I also found it odd when you said, “But for its price, it better focus heavily on security in addition to looking great on Macs, right?” Just because 1Password is beautiful don’t imagine that it doesn’t have brains. In evaluating the security of password managers, it is important to look at the actual design of the system carefully. It’s not simply a list of user visible security features. Everyone uses AES, so listing it as a “security” feature of some password managers while omitting it from others can be confusing for readers. From a security perspective questions like what encryption modes are used with AES or how initialization vectors are generated is often far more important that issues of key size.

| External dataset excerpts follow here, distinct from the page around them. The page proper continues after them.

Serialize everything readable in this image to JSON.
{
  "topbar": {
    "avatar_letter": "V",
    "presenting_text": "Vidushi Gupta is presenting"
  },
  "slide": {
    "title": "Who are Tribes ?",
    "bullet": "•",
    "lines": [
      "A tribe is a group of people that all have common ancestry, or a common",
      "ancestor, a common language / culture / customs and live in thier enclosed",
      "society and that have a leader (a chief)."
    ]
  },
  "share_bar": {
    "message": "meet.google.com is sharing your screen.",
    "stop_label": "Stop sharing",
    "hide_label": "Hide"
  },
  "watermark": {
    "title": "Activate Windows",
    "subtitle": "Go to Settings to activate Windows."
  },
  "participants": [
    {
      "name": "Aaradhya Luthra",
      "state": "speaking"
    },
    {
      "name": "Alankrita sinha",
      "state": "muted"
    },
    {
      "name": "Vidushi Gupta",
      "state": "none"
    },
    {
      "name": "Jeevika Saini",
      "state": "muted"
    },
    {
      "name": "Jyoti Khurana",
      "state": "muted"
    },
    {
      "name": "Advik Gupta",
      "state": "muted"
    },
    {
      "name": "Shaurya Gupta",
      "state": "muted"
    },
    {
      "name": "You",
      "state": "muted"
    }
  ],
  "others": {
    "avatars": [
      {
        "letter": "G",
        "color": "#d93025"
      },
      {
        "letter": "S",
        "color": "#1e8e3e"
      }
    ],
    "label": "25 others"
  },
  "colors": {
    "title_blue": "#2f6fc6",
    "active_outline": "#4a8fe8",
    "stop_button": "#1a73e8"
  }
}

(This is, everyone uses AES, but it is in these other sorts of design questions where people make mistakes.) There are many other issues as well. There are issues of how much data is ever decrypted at any one time, or key derivation, or source of entropy for initialization vectors, and so on. To suggest that 1Password is “less secure” because it doesn’t do MFA is, I think, a disservice to your readers, particularly if you didn’t consider so many other things that go into data security. If you do a proper evaluation of the security of password managers, it will certainly be possible to find fault with 1Password (and the others). Indeed, there are a number of substantial changes that need to be made in our data format design. We’ve fully acknowledged those and are preparing a new data design. But despite those, I’m confident that 1Password will come out well in any systematic and proper analysis of the security of password mangers We are all working to help Mac users remain secure.
There will be times (like this) when we (at AgileBits) disagree with you (at Intego) on some things. But I know that personally, I will continue to direct people here for great news and explanations about Mac security. Cheers, -j. So, is Intego vouching for these apps? Have they been fully vetted from a security standpoint? Right off the bat I see some issues – Wallet by Acrylic Software has ceased development according to their website.
SplashID has been around for many years yet it was only recently discovered that the password protection was basically non-existant, as it apparently relied on a universal key that was hard coded into the app! Apparently, that issue has been fixed, but it goes to show that just because an app throws terms around like AES, security, military grade encryption, that there are lots of potential mistakes that can be made resulting in an insecure password manager.